Political figures create controversies.  Great leaders lead us through them.

And we will soon have to pick our next leaders in this upcoming election cycle.  Besides the incredibly crowded field of Democratic Presidential candidates vying to run against President Donald Trump, we also have some folks running for mayor of San Diego in 2020.  

Today we judge big name players by how they do as mayors.  Bill de Blasio, mayor of New York City and candidate for president, is getting blasted for how he handled power outages.  There’s an effort afoot to recall Eric Garcetti, mayor of Los Angeles, for his mishandling of the homelessness crisis just one hundred miles north of us.  We no longer live in the era of industrialized policy by the Federal government – one size just does not fit all!  

At this moment in our country, being the mayor of a big city matters.  It might even be more important than who we select as president.
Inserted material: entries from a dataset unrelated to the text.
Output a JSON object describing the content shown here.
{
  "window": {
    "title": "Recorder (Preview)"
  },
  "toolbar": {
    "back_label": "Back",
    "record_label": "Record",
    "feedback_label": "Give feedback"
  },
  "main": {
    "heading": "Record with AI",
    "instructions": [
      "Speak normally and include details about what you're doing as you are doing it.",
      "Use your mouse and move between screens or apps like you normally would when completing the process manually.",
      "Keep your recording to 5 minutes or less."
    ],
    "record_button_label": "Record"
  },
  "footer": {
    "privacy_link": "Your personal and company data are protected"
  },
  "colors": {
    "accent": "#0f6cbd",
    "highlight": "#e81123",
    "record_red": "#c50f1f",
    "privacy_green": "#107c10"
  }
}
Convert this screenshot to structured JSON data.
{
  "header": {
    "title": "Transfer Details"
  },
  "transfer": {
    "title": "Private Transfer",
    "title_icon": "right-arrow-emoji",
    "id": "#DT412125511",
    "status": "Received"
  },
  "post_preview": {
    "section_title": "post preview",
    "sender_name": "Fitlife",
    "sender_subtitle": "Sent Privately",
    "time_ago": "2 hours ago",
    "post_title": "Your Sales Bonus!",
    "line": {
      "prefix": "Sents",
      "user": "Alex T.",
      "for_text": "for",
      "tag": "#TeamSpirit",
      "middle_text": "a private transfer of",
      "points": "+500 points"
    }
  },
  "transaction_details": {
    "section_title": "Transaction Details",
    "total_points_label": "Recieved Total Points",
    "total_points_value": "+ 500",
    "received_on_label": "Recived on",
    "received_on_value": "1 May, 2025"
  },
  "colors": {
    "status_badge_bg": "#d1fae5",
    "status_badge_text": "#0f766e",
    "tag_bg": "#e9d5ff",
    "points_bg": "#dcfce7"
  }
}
We should put into our mayor’s office a great leader who will create debate and get the community to resolution on the details that divide.  

And this means the next mayor has to be good at least at these two things.  

First, he or she needs to set the agenda with some big ideas – leave the easy stuff for the professionals who fill the ranks of the city staff.  That vision should spark debate and inspire conversation, trigger discussion. The next mayor has to get people to think beyond the boundaries of their own white picket fence and about what we want to be as a community.

Second, he or she then has to get to managing what it takes to execute a community vision.  The creation and molding in step one is hard enough; figuring out the nuts and bolts to make the ideas real is more difficult.  Our future mayor must be a competent manager on the details, too!

Being simultaneously inspirational and good at the seemingly little stuff is no easy feat – and compromise is key.  The next mayor will have to get different people with different interests excited. Just like what happened at SANDAG recently, he or she will have to manage various specific interests.  

Great leaders who get us through controversies know that excitement around our future isn’t enough.  Such energy is tempered with the give-and-take of good management to forge lasting solutions.